Element 25 weighs US manganese facility
PERTH (miningweekly.com) – The feasibility study into the proposed battery grade high-purity manganese sulphate (HPMSM) facility, in Louisiana, has confirmed the viability of the project, ASX-listed Element 25 says.
The company on Wednesday reported that the project would require an initial capital investment of $289-million to support a one-train project producing 65 000 t/y HPMSM, which could be scaled to 130 000 t/y with the development of a second train.
The HPMSM plant will also produce reusable material in the form of a fertiliser feedstock, a ferro-silicon (FeSi) smelter feedstock suitable for use in steel production processes and a gypsum by-product for industrial use.
The project is estimated to have a pre-tax net present value of $1.66-billion and an internal rate of return of 29%, with yearly cashflows expected to reach $155-million. Operating costs have been estimated at $1 188/t, with the feasibility study estimating yearly average steady-state earnings before interest, taxes, depreciation and amortisation of $178-million at full production.
The feasibility study prioritises the processing of Element 25’s existing production from its Butcherbird manganese mine, in Western Australia. Current reserves of over 40 years are sufficient to supply the HPMSM project over the study period which is currently modelled at 28 years, or 25 years of train 2 production.
Element 25 told shareholders that the US-based location for the proposed project meant that the company was located close to fast growing electric vehicle markets, and that the company could benefit from financial incentives from local, state and federal governments, including the US Inflation Reduction Act.
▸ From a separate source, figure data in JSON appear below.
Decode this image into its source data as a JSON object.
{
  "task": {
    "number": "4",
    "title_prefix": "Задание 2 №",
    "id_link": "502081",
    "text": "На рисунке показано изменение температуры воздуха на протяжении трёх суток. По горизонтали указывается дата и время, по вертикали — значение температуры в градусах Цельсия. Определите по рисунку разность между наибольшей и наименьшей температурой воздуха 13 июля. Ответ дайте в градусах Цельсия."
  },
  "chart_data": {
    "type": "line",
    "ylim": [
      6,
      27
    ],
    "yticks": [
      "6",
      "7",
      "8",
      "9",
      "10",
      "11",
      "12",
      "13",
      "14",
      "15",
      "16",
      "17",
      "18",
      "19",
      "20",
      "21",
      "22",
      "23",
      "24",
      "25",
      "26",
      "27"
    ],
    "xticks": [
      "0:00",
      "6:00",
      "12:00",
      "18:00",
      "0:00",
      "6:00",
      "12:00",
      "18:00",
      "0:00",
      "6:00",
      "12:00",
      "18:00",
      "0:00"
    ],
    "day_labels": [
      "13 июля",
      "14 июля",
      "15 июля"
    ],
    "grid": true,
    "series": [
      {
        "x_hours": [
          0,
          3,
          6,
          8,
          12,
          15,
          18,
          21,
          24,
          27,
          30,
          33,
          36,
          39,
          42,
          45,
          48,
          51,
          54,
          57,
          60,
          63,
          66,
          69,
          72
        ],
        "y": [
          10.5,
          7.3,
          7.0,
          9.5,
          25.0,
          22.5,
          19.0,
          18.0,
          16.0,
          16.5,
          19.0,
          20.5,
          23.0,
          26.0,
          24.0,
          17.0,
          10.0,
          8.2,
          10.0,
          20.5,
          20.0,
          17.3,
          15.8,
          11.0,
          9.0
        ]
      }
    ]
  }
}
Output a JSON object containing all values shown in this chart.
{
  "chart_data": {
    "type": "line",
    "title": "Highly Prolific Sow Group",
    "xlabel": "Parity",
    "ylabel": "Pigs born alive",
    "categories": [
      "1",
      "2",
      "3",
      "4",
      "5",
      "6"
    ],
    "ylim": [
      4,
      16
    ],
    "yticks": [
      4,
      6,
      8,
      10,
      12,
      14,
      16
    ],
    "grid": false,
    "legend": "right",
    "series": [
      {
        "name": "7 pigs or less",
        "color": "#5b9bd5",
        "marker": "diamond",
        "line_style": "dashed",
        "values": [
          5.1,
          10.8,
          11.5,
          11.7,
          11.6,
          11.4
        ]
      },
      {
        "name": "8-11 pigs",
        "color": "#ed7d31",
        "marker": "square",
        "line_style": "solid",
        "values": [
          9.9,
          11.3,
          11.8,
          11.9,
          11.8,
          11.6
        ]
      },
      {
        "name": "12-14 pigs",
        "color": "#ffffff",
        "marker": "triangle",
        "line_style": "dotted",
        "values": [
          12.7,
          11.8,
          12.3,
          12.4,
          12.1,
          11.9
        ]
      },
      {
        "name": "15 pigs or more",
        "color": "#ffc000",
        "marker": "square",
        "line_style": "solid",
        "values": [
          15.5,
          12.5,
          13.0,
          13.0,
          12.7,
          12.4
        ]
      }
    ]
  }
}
“The study confirms the feasibility of producing HPMSM at a Louisiana location for sale to local and international offtake partners with an environmental impact that is significantly lower than incumbent producers to supply the rapidly growing electric vehicle supply chain in the US. The project is uniquely positioned to benefit from its highly favourable location in Louisiana, with exceptional infrastructure, a deep local talent pool, low-cost energy, and proximity to local markets for the repurposing of by-product industrial materials to maximise circular resource use,” the company said.
In addition to the Louisiana base case location, the feasibility study has also investigated the capital and operating costs for an alternative location in Sarawak, Malaysia where extensive investigations have been undertaken previously and where Element 25 is in advanced discussions with the federal and state Malaysian government bodies and potential offtake and finance partners to construct an HPMSM facility within the Samalaju Industrial Park.
The development of a facility at this location is subject to further work and attracting financing support. This alternative is not included in the financial model for the study which focussed on the construction and operation of the Louisiana plant, however, it is being considered as a potential site for a future plant.